HAC İBADETİ-Nazif Fethi Yalçınkaya
Namaz, oruç ve zekât gibi İslamın en temel ibadetlerinden biri olan Hac ibadetini yapmak için Türkiyedeki hacı adaylarımız kutsal topraklara yolcu oldular.
Kameri bir ay olan Zilhicce ayının 8-13. günleri arasında yapılan Hac ibadeti, kitabımız Kur’an-ı Kerim ve Resulullah Muhammed Mustafa (SA)’in sünnetine göre, seyahat emniyetine haiz bir ortamda mali gücü ve sıhhati yerinde olan Müslümanlara farzdır.
Yüce Allah “Şüphesiz, âlemlere doğruluk kaynağı olarak insanlar için kurulan ilk ev (mabet), Mekke’deki (Kâbe)dir. Orada apaçık işaretler, (ayrıca) İbrahim’in makamı vardır. Oraya giren emniyette olur. Yoluna gücü yetenlerin o evi haccetmesi, Allah’ın insanlar üzerinde bir hakkıdır. Kim inkar ederse bilmelidirler ki, Allah yarattığı âlemlerden bağımsızdır, her bakımdan Kendine yeterlidir.” (Al-i İmran S. / 96-97) buyurmaktadır.
Yüce Allah, yer yüzünde inşa ettirdiği ilk evi (Kabe’yi) ve Kabe’nin etrafındaki kutsal mekanları mü’minlerden imkânı olanlara ziyaret etmelerini istemiştir. Çünkü bu mekânlar Yüce Yaratıcı’nın ilahi tecellilerine dair birçok kutlu hadiseye şahitlik etmiştir. Nitekim Arafat, insan varlığının dünya hayatındaki başlangıç mekânı olarak Âdem ile Havva’nın cennetten çıkarıldıktan sonra dünyada ilk buluştukları, Müzdelife ise geceledikleri mekânlardır. Safa ve Merve, Hacer validemizin, oğlu İsmail (AS)’e su temin etmek için koşuştururken zemzem mucizesine; Mina mekânları ise, Allah’a imanın en büyük mücadelelerinden birini vermiş olan İbrahim ve İsmail Peygamberin tam bir teslimiyet örneğine şahitlik ettiği topraklardır.
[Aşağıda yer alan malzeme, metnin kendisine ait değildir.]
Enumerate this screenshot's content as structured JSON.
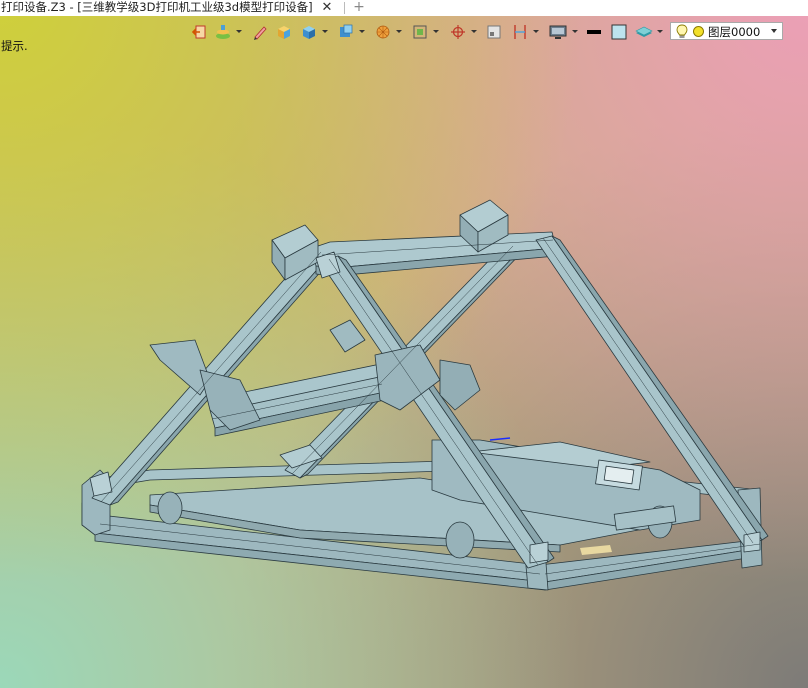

Hac, eşitlik ve kardeşlik ruhunun zirvede yaşandığı bir ibadettir. Makamları, mevkileri, sosyal statüleri, milliyetleri, dilleri ve renkleri çeşit çeşit olan Müslümanlar hac ortamında, aynı elbiseler içinde bulunurlar.
“Arap’ın, Arap olmayana, Arap olmayanın da Arap’a hiçbir üstünlüğü yoktur. Üstünlük ancak takva ile yani gerçek dindarlık iledir” sözü Arafat meydanında Peygamber Efendimiz tarafından Veda hutbesinde insanlığa duyurulmuş; ve böylece ırk ve sınıf temeline dayalı bütün anlayışlar İslâm tarafından reddedilmiştir.
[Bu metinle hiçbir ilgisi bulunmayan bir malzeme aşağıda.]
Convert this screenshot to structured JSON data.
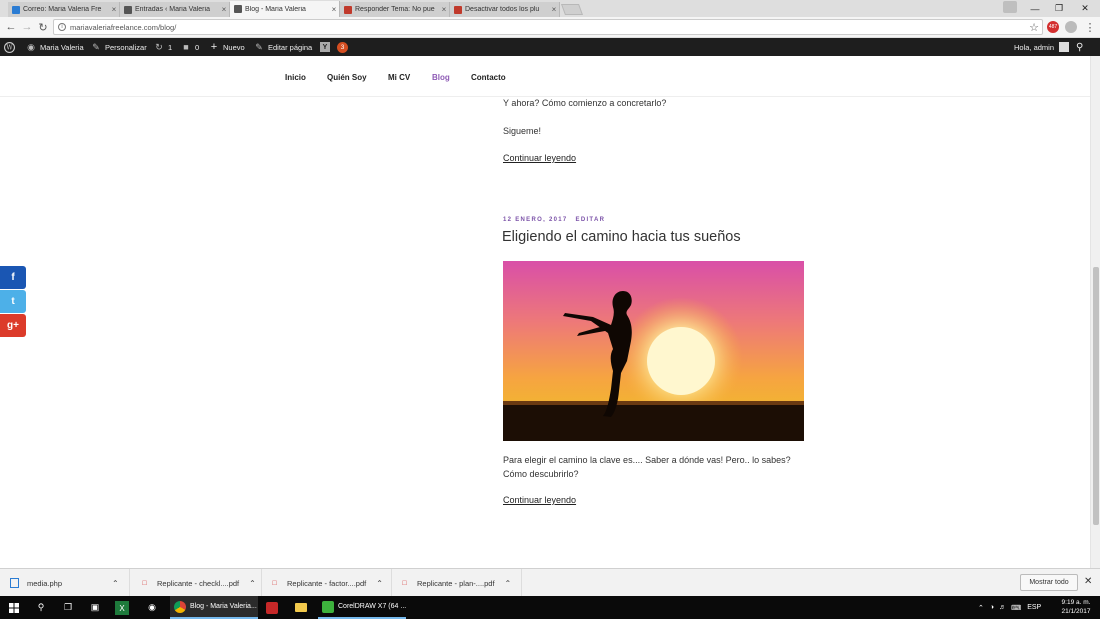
{
  "browser": {
    "tabs": [
      {
        "title": "Correo: Maria Valeria Fre",
        "color": "#2b7cd3"
      },
      {
        "title": "Entradas ‹ Maria Valeria",
        "color": "#555555"
      },
      {
        "title": "Blog - Maria Valeria",
        "color": "#555555",
        "active": true
      },
      {
        "title": "Responder Tema: No pue",
        "color": "#c0392b"
      },
      {
        "title": "Desactivar todos los plu",
        "color": "#c0392b"
      }
    ],
    "close_glyph": "×",
    "url": "mariavaleriafreelance.com/blog/",
    "extension_badge": "487"
  },
  "adminbar": {
    "site_name": "Maria Valeria",
    "customize": "Personalizar",
    "updates": "1",
    "comments": "0",
    "new": "Nuevo",
    "edit_page": "Editar página",
    "yoast_count": "3",
    "greeting": "Hola, admin"
  },
  "nav": {
    "items": [
      "Inicio",
      "Quién Soy",
      "Mi CV",
      "Blog",
      "Contacto"
    ]
  },
  "posts": {
    "prev_line1": "Y ahora? Cómo comienzo a concretarlo?",
    "prev_line2": "Sigueme!",
    "prev_readmore": "Continuar leyendo",
    "date": "12 ENERO, 2017",
    "edit": "EDITAR",
    "title": "Eligiendo el camino hacia tus sueños",
    "excerpt_line1": "Para elegir el camino la clave es.... Saber a dónde vas! Pero.. lo sabes?",
    "excerpt_line2": "Cómo descubrirlo?",
    "readmore": "Continuar leyendo"
  },
  "share": {
    "facebook": "f",
    "twitter": "t",
    "googleplus": "g+"
  },
  "downloads": {
    "items": [
      "media.php",
      "Replicante - checkl....pdf",
      "Replicante - factor....pdf",
      "Replicante - plan-....pdf"
    ],
    "show_all": "Mostrar todo"
  },
  "taskbar": {
    "chrome_app": "Blog - Maria Valeria...",
    "corel_app": "CorelDRAW X7 (64 ...",
    "language": "ESP",
    "time": "9:19 a. m.",
    "date": "21/1/2017"
  }
}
Peygamber Efendimiz sallallah-u aleyhi ve sellem, “Hac edenler ve umre yapanlar Allah’ın misafirleridir. Allah’a dua eder ve bağışlanma dilerlerse Allah onların dualarını kabul eder ve onları bağışlar.” buyurmaktadır. Bu münasebetle, Hac görevini ifa edenlerin Allah katındaki değeri çok yüksektir. Bu sebeple Yüce Allah, onların samimiyetle yapacakları duaları geri çevirmez.
Peygamber Efendimiz, “Kim Allah için hac eder de kötü söz ve davranışlardan sakınır ve günahlara sapmazsa -kul hakları hariç- annesinin onu doğurduğu günkü gibi günahlardan arınmış olarak (yurduna/geri) döner.” buyurmuştur. (Buhari)
Haccını ifa eden Müslümanlar, kendilerini şirke, ahlaklı olmayan davranışlara karşı daha korunaklı hale getirmiş demektir. Yalan, haksızlık, emanete hıyanet, bencillik, ahde vefasızlık, aldatma, kandırma, eksik ölçme ve tartma gibi rı ahlâkî tutum ve davranışlardan daima uzak durmalıdır.
Yüce Rabbimiz bu yılki hac döneminde bu mübarek görevi yerine getirecek kardeşlerimize kolaylıklar versin ve haclarını kabul etsin. Ve tüm cümlemizin dünya hayat safhasını şirksiz, kâmil bir iman ile güzel ahlaklı bir şekilde geçiren ve ibadetleri hikmetleri ile yerine getiren müminlerden eylesin!